Uma pessoa oferece dinheiro a outra mediante contrato que depois é considerado nulo por vício de forma. Porém, o dinheiro foi efetivamente transferido e utilizado. O fisco pode exigir o imposto sobre a doação (IMT ou IRS) no momento em que o negócio deveria ter ocorrido, porque os efeitos económicos reais já se produziram.
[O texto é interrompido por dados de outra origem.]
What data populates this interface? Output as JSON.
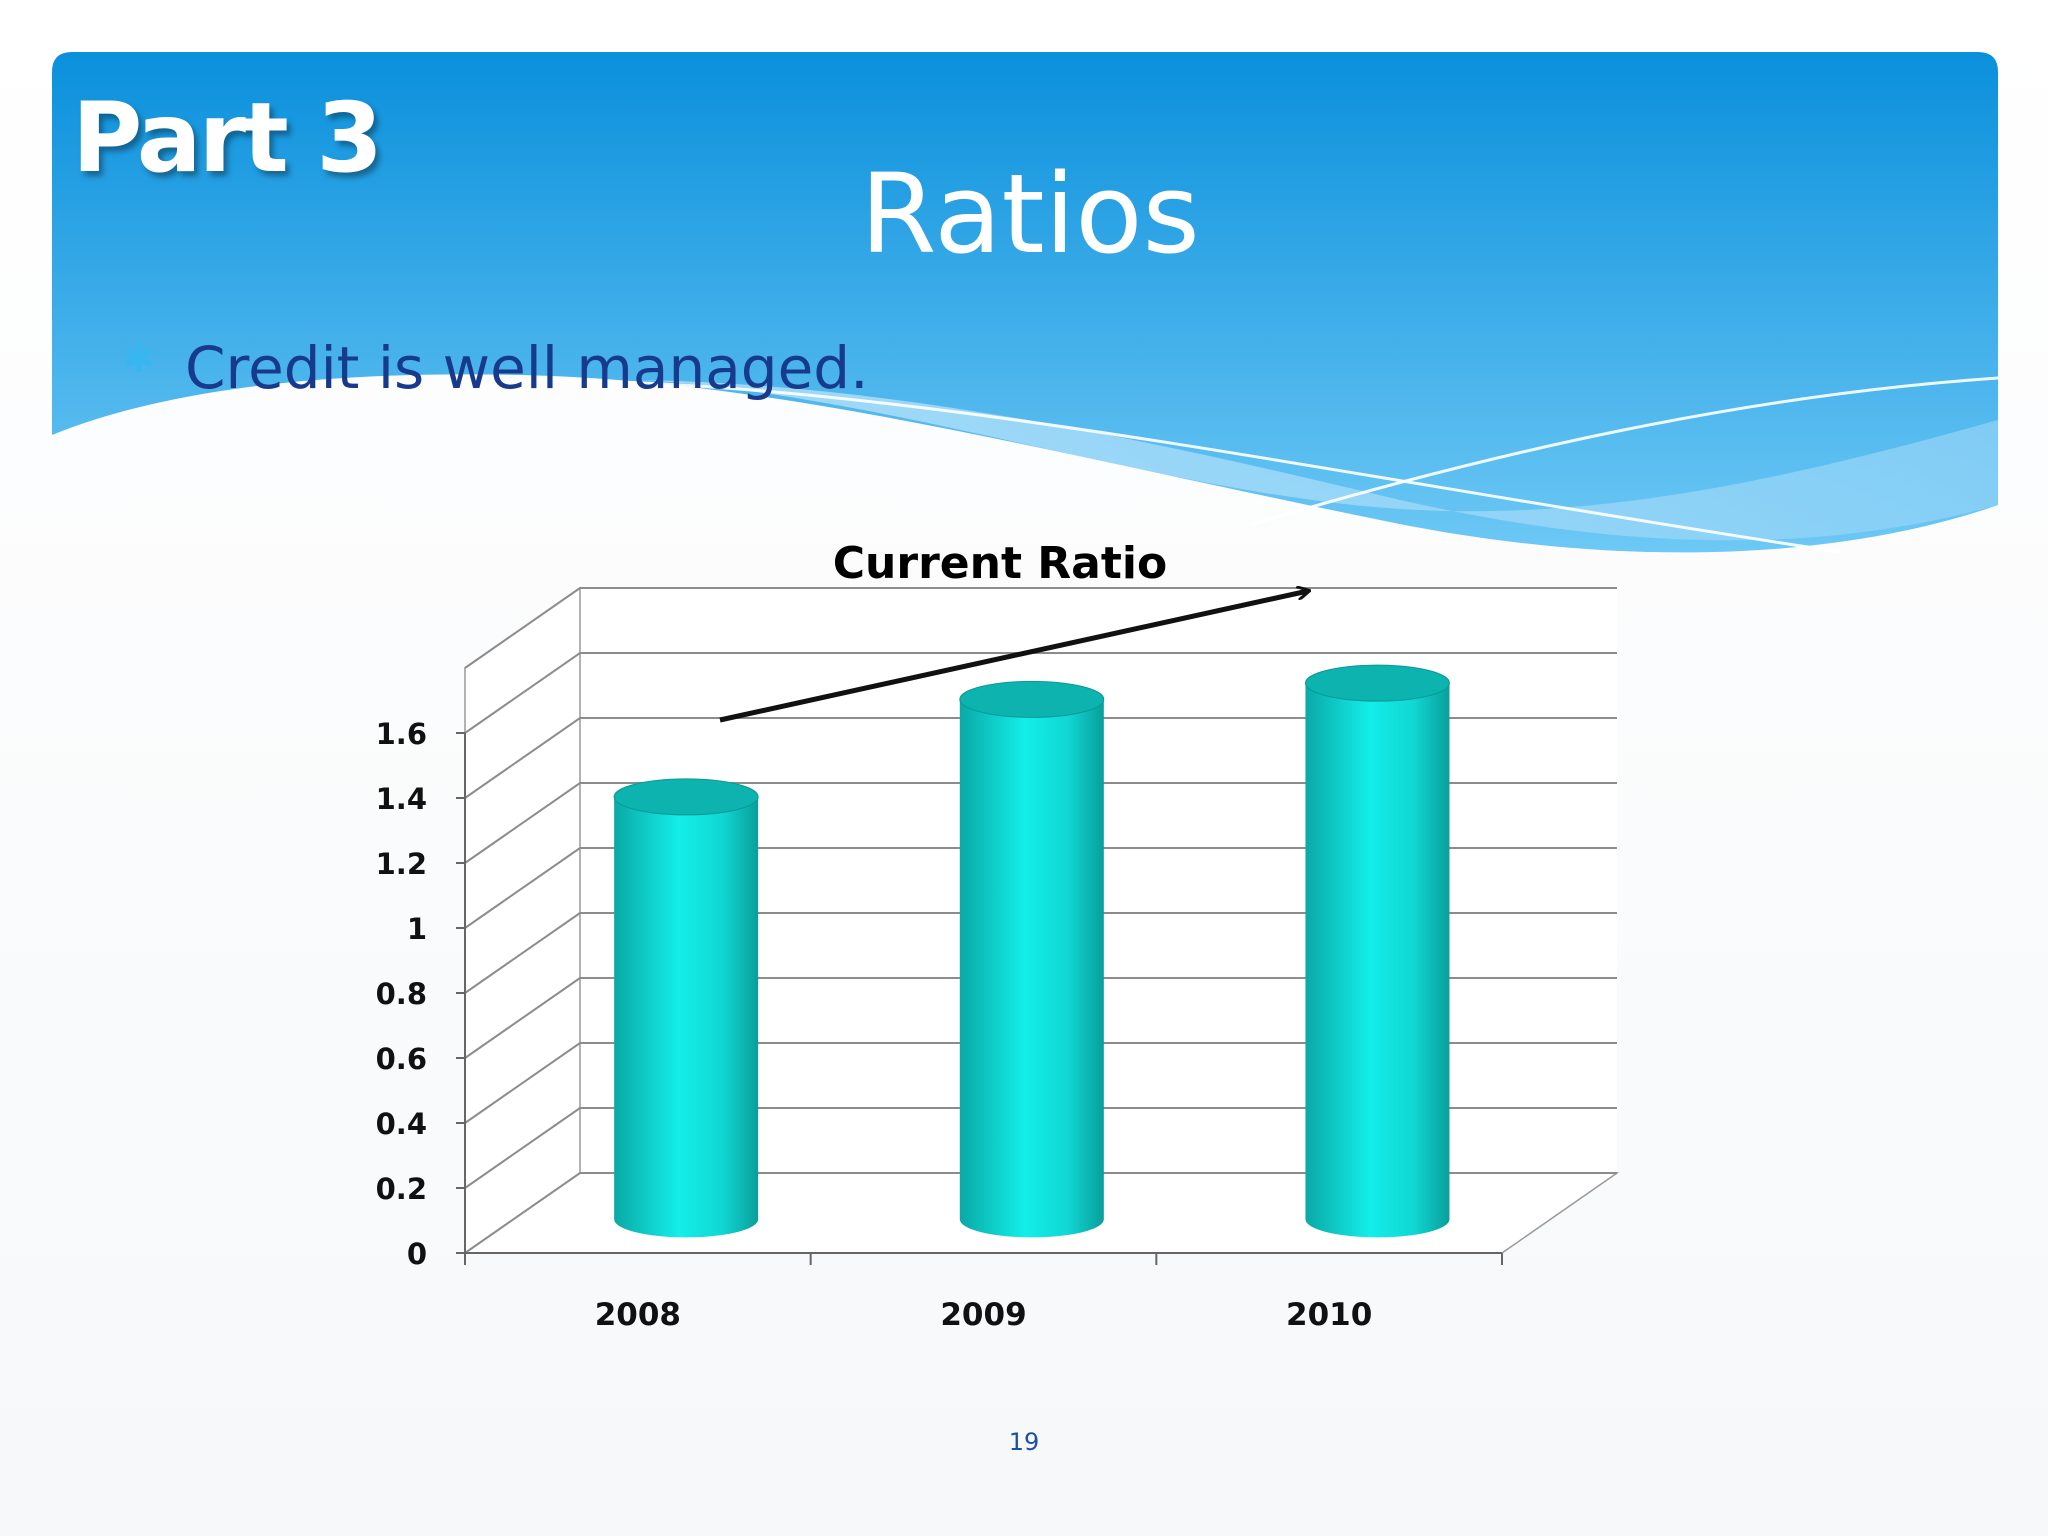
{
  "slide": {
    "part_label": "Part 3",
    "title": "Ratios",
    "bullet": "Credit is well managed.",
    "page_number": "19"
  },
  "colors": {
    "header_top": "#0a90dc",
    "header_bottom": "#6dc8f5",
    "bullet_text": "#183a8c",
    "bar": "#12e0dc",
    "bar_dark": "#0ba6a4"
  },
  "chart_data": {
    "type": "bar",
    "title": "Current Ratio",
    "categories": [
      "2008",
      "2009",
      "2010"
    ],
    "values": [
      1.3,
      1.6,
      1.65
    ],
    "ylim": [
      0,
      1.8
    ],
    "yticks": [
      "0",
      "0.2",
      "0.4",
      "0.6",
      "0.8",
      "1",
      "1.2",
      "1.4",
      "1.6"
    ],
    "grid": true,
    "legend": "none",
    "style": "3d-cylinder",
    "annotation": "upward trend arrow"
  }
}
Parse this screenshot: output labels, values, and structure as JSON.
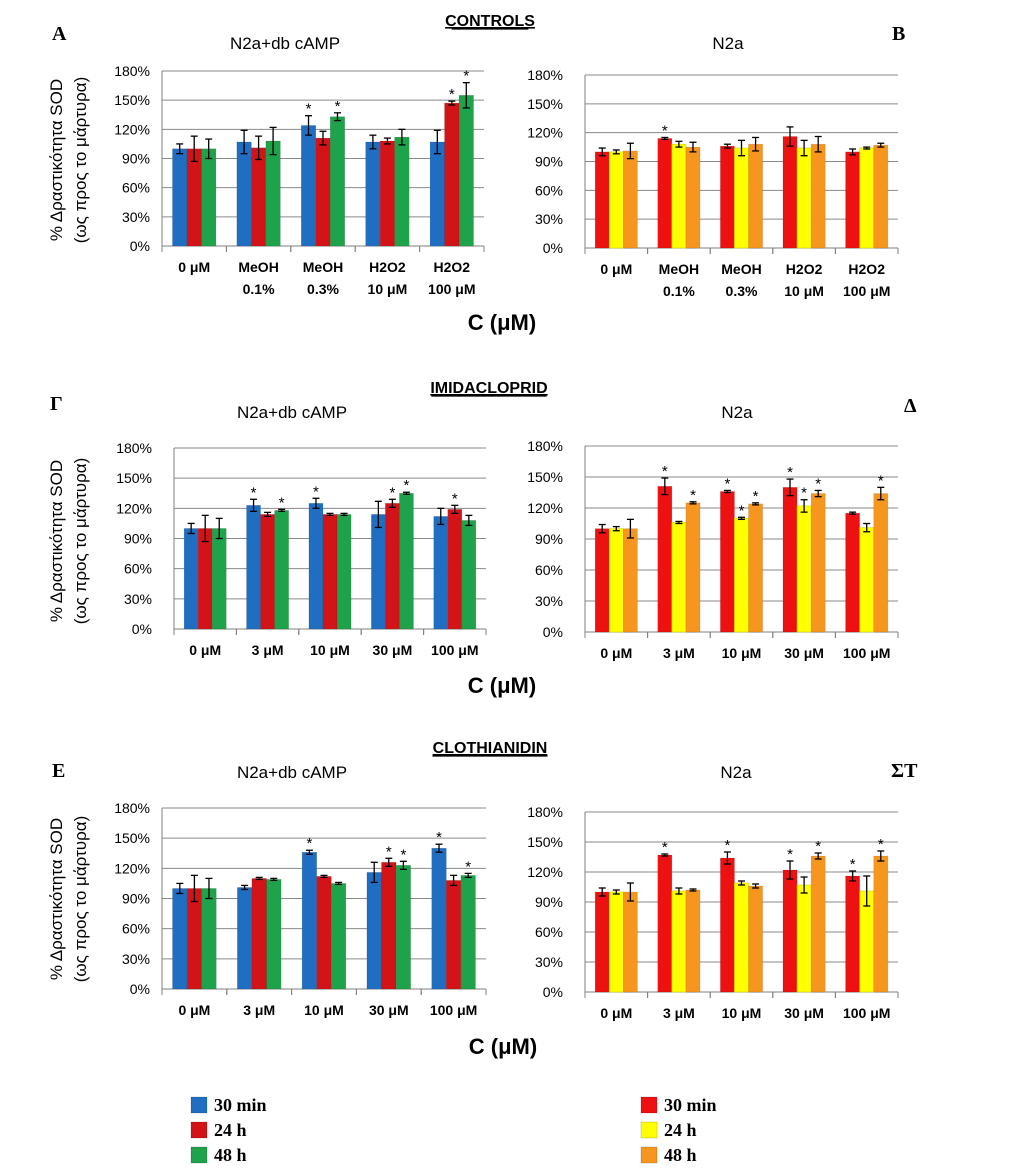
{
  "sections": [
    {
      "title": "CONTROLS"
    },
    {
      "title": "IMIDACLOPRID"
    },
    {
      "title": "CLOTHIANIDIN"
    }
  ],
  "x_axis_label": "C (μM)",
  "y_axis_label": {
    "line1": "% Δραστικότητα SOD",
    "line2": "(ως προς το μάρτυρα)"
  },
  "significance_marker": "*",
  "legend_left": [
    {
      "label": "30 min",
      "color": "#1F6EC1"
    },
    {
      "label": "24 h",
      "color": "#D21418"
    },
    {
      "label": "48 h",
      "color": "#1FA34A"
    }
  ],
  "legend_right": [
    {
      "label": "30 min",
      "color": "#EE1111"
    },
    {
      "label": "24 h",
      "color": "#FFFF00"
    },
    {
      "label": "48 h",
      "color": "#F7961E"
    }
  ],
  "chart_data": [
    {
      "panel": "A",
      "type": "bar",
      "title": "N2a+db cAMP",
      "section": "CONTROLS",
      "ylabel": "% Δραστικότητα SOD (ως προς το μάρτυρα)",
      "xlabel": "C (μM)",
      "ylim": [
        0,
        180
      ],
      "yticks": [
        "0%",
        "30%",
        "60%",
        "90%",
        "120%",
        "150%",
        "180%"
      ],
      "categories": [
        [
          "0 μM"
        ],
        [
          "MeOH",
          "0.1%"
        ],
        [
          "MeOH",
          "0.3%"
        ],
        [
          "H2O2",
          "10 μM"
        ],
        [
          "H2O2",
          "100 μM"
        ]
      ],
      "series": [
        {
          "name": "30 min",
          "color": "#1F6EC1",
          "values": [
            100,
            107,
            124,
            107,
            107
          ],
          "errors": [
            5,
            12,
            10,
            7,
            12
          ],
          "sig": [
            false,
            false,
            true,
            false,
            false
          ]
        },
        {
          "name": "24 h",
          "color": "#D21418",
          "values": [
            100,
            101,
            111,
            108,
            147
          ],
          "errors": [
            13,
            12,
            7,
            3,
            2
          ],
          "sig": [
            false,
            false,
            false,
            false,
            true
          ]
        },
        {
          "name": "48 h",
          "color": "#1FA34A",
          "values": [
            100,
            108,
            133,
            112,
            155
          ],
          "errors": [
            10,
            14,
            4,
            8,
            13
          ],
          "sig": [
            false,
            false,
            true,
            false,
            true
          ]
        }
      ]
    },
    {
      "panel": "B",
      "type": "bar",
      "title": "N2a",
      "section": "CONTROLS",
      "xlabel": "C (μM)",
      "ylim": [
        0,
        180
      ],
      "yticks": [
        "0%",
        "30%",
        "60%",
        "90%",
        "120%",
        "150%",
        "180%"
      ],
      "categories": [
        [
          "0 μM"
        ],
        [
          "MeOH",
          "0.1%"
        ],
        [
          "MeOH",
          "0.3%"
        ],
        [
          "H2O2",
          "10 μM"
        ],
        [
          "H2O2",
          "100 μM"
        ]
      ],
      "series": [
        {
          "name": "30 min",
          "color": "#EE1111",
          "values": [
            100,
            114,
            106,
            116,
            100
          ],
          "errors": [
            4,
            1,
            2,
            10,
            3
          ],
          "sig": [
            false,
            true,
            false,
            false,
            false
          ]
        },
        {
          "name": "24 h",
          "color": "#FFFF00",
          "values": [
            100,
            108,
            104,
            104,
            104
          ],
          "errors": [
            2,
            3,
            8,
            8,
            1
          ],
          "sig": [
            false,
            false,
            false,
            false,
            false
          ]
        },
        {
          "name": "48 h",
          "color": "#F7961E",
          "values": [
            101,
            105,
            108,
            108,
            107
          ],
          "errors": [
            8,
            5,
            7,
            8,
            2
          ],
          "sig": [
            false,
            false,
            false,
            false,
            false
          ]
        }
      ]
    },
    {
      "panel": "Γ",
      "type": "bar",
      "title": "N2a+db cAMP",
      "section": "IMIDACLOPRID",
      "xlabel": "C (μM)",
      "ylim": [
        0,
        180
      ],
      "yticks": [
        "0%",
        "30%",
        "60%",
        "90%",
        "120%",
        "150%",
        "180%"
      ],
      "categories": [
        [
          "0 μM"
        ],
        [
          "3 μM"
        ],
        [
          "10 μM"
        ],
        [
          "30 μM"
        ],
        [
          "100 μM"
        ]
      ],
      "series": [
        {
          "name": "30 min",
          "color": "#1F6EC1",
          "values": [
            100,
            123,
            125,
            114,
            112
          ],
          "errors": [
            5,
            6,
            5,
            13,
            8
          ],
          "sig": [
            false,
            true,
            true,
            false,
            false
          ]
        },
        {
          "name": "24 h",
          "color": "#D21418",
          "values": [
            100,
            114,
            114,
            125,
            119
          ],
          "errors": [
            13,
            2,
            1,
            4,
            4
          ],
          "sig": [
            false,
            false,
            false,
            true,
            true
          ]
        },
        {
          "name": "48 h",
          "color": "#1FA34A",
          "values": [
            100,
            118,
            114,
            135,
            108
          ],
          "errors": [
            10,
            1,
            1,
            1,
            5
          ],
          "sig": [
            false,
            true,
            false,
            true,
            false
          ]
        }
      ]
    },
    {
      "panel": "Δ",
      "type": "bar",
      "title": "N2a",
      "section": "IMIDACLOPRID",
      "xlabel": "C (μM)",
      "ylim": [
        0,
        180
      ],
      "yticks": [
        "0%",
        "30%",
        "60%",
        "90%",
        "120%",
        "150%",
        "180%"
      ],
      "categories": [
        [
          "0 μM"
        ],
        [
          "3 μM"
        ],
        [
          "10 μM"
        ],
        [
          "30 μM"
        ],
        [
          "100 μM"
        ]
      ],
      "series": [
        {
          "name": "30 min",
          "color": "#EE1111",
          "values": [
            100,
            141,
            136,
            140,
            115
          ],
          "errors": [
            4,
            8,
            1,
            8,
            1
          ],
          "sig": [
            false,
            true,
            true,
            true,
            false
          ]
        },
        {
          "name": "24 h",
          "color": "#FFFF00",
          "values": [
            100,
            106,
            110,
            122,
            101
          ],
          "errors": [
            2,
            1,
            1,
            6,
            4
          ],
          "sig": [
            false,
            false,
            true,
            true,
            false
          ]
        },
        {
          "name": "48 h",
          "color": "#F7961E",
          "values": [
            100,
            125,
            124,
            134,
            134
          ],
          "errors": [
            9,
            1,
            1,
            3,
            6
          ],
          "sig": [
            false,
            true,
            true,
            true,
            true
          ]
        }
      ]
    },
    {
      "panel": "E",
      "type": "bar",
      "title": "N2a+db cAMP",
      "section": "CLOTHIANIDIN",
      "xlabel": "C (μM)",
      "ylim": [
        0,
        180
      ],
      "yticks": [
        "0%",
        "30%",
        "60%",
        "90%",
        "120%",
        "150%",
        "180%"
      ],
      "categories": [
        [
          "0 μM"
        ],
        [
          "3 μM"
        ],
        [
          "10 μM"
        ],
        [
          "30 μM"
        ],
        [
          "100 μM"
        ]
      ],
      "series": [
        {
          "name": "30 min",
          "color": "#1F6EC1",
          "values": [
            100,
            101,
            136,
            116,
            140
          ],
          "errors": [
            5,
            2,
            2,
            10,
            4
          ],
          "sig": [
            false,
            false,
            true,
            false,
            true
          ]
        },
        {
          "name": "24 h",
          "color": "#D21418",
          "values": [
            100,
            110,
            112,
            126,
            108
          ],
          "errors": [
            13,
            1,
            1,
            4,
            5
          ],
          "sig": [
            false,
            false,
            false,
            true,
            false
          ]
        },
        {
          "name": "48 h",
          "color": "#1FA34A",
          "values": [
            100,
            109,
            105,
            123,
            113
          ],
          "errors": [
            10,
            1,
            1,
            4,
            2
          ],
          "sig": [
            false,
            false,
            false,
            true,
            true
          ]
        }
      ]
    },
    {
      "panel": "ΣΤ",
      "type": "bar",
      "title": "N2a",
      "section": "CLOTHIANIDIN",
      "xlabel": "C (μM)",
      "ylim": [
        0,
        180
      ],
      "yticks": [
        "0%",
        "30%",
        "60%",
        "90%",
        "120%",
        "150%",
        "180%"
      ],
      "categories": [
        [
          "0 μM"
        ],
        [
          "3 μM"
        ],
        [
          "10 μM"
        ],
        [
          "30 μM"
        ],
        [
          "100 μM"
        ]
      ],
      "series": [
        {
          "name": "30 min",
          "color": "#EE1111",
          "values": [
            100,
            137,
            134,
            122,
            116
          ],
          "errors": [
            4,
            1,
            6,
            9,
            5
          ],
          "sig": [
            false,
            true,
            true,
            true,
            true
          ]
        },
        {
          "name": "24 h",
          "color": "#FFFF00",
          "values": [
            100,
            101,
            109,
            107,
            101
          ],
          "errors": [
            2,
            3,
            2,
            8,
            15
          ],
          "sig": [
            false,
            false,
            false,
            false,
            false
          ]
        },
        {
          "name": "48 h",
          "color": "#F7961E",
          "values": [
            100,
            102,
            106,
            136,
            136
          ],
          "errors": [
            9,
            1,
            2,
            3,
            5
          ],
          "sig": [
            false,
            false,
            false,
            true,
            true
          ]
        }
      ]
    }
  ]
}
Um empresário cria várias sociedades interpostas em cascata apenas para reduzir o imposto corporativo, sem que cada estrutura tenha negócio real ou justificação económica válida. A Administração Fiscal pode ignorar estas estruturas e tributar diretamente a pessoa como se não existissem, aplicando também uma majoração de 15% nos juros compensatórios.
Uma empresa não retém imposto de rendimento sobre pagamentos internacionais a fornecedores externos através de uma construção complexa sem substância económica real. A Administração Fiscal pode exigir a retenção devida ao beneficiário final e aplicar penalizações adicionais ao responsável, se este tinha conhecimento do esquema.